The posters were on a bulletin board in Slay Residence Hall. Black students make up 14.5 percent of the student body at East Carolina. Despite that, a lot of those students said they usually feel comfortable on campus.
"I feel very welcome. I haven't experienced racism of any kind directly," junior Charity Meadows said. "I was disappointed that people would actually do something like this when we're trying to represent a positive influence in our black community."
Slay Hall is trying to find the person behind the stunt. Resident advisor Olisa Uzoewulu said it has made him think twice about the people in his dorm.
"Before Friday, I was fine with the guys. I said, 'Hey, how are you doing?'" Uzoewulu said. "Now when I do say hey, in the back of my mind, I'm thinking, 'Could this be the guy who drew the nooses on my pictures."
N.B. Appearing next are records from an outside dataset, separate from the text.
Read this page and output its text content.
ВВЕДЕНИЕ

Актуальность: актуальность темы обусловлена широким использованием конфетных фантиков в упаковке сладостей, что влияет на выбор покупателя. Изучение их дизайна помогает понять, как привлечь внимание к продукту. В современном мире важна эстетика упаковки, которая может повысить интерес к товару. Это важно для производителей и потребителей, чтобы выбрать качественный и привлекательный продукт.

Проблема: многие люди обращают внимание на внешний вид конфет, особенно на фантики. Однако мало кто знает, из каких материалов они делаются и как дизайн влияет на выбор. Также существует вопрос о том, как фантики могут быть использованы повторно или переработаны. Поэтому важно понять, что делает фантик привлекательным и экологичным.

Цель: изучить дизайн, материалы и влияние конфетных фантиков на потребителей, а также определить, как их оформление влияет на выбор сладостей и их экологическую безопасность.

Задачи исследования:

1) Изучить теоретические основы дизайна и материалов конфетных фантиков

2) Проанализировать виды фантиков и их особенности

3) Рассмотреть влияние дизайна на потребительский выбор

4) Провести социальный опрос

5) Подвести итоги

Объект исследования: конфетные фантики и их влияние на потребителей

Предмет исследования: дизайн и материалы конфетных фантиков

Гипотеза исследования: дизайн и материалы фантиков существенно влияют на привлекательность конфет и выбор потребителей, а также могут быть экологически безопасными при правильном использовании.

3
Many of the students at East Carolina are not reacting to the incident in an angry way.
"We're not trying to cause a riot. [We're] not trying to cause a ruckus," Uzoewulu said.
They are trying to educate their fellow students through discussions on diversity.
"If you want to show ignorance, I'm going to be here to educate you. That's my positive role on this campus," Meadows said.
"We talked about how we could help other people understand [such as] workshops and forums," said Lathan Turner, assistant vice-chair of student life.
The stunt is a violation of East Carolina University's code of conduct for students. If the university finds out a student is behind it, that student could be forced to perform community service and participate in diversity workshops.
A noose is also at the
center of a controversy
in the state Department of Transportation. Black workers complained about a noose that was hung in a workshop by a co-worker. They have rallied and filed lawsuits several times over the past year.
Wake County's district attorney said the noose is not a hate crime, but an administrative issue for the DOT.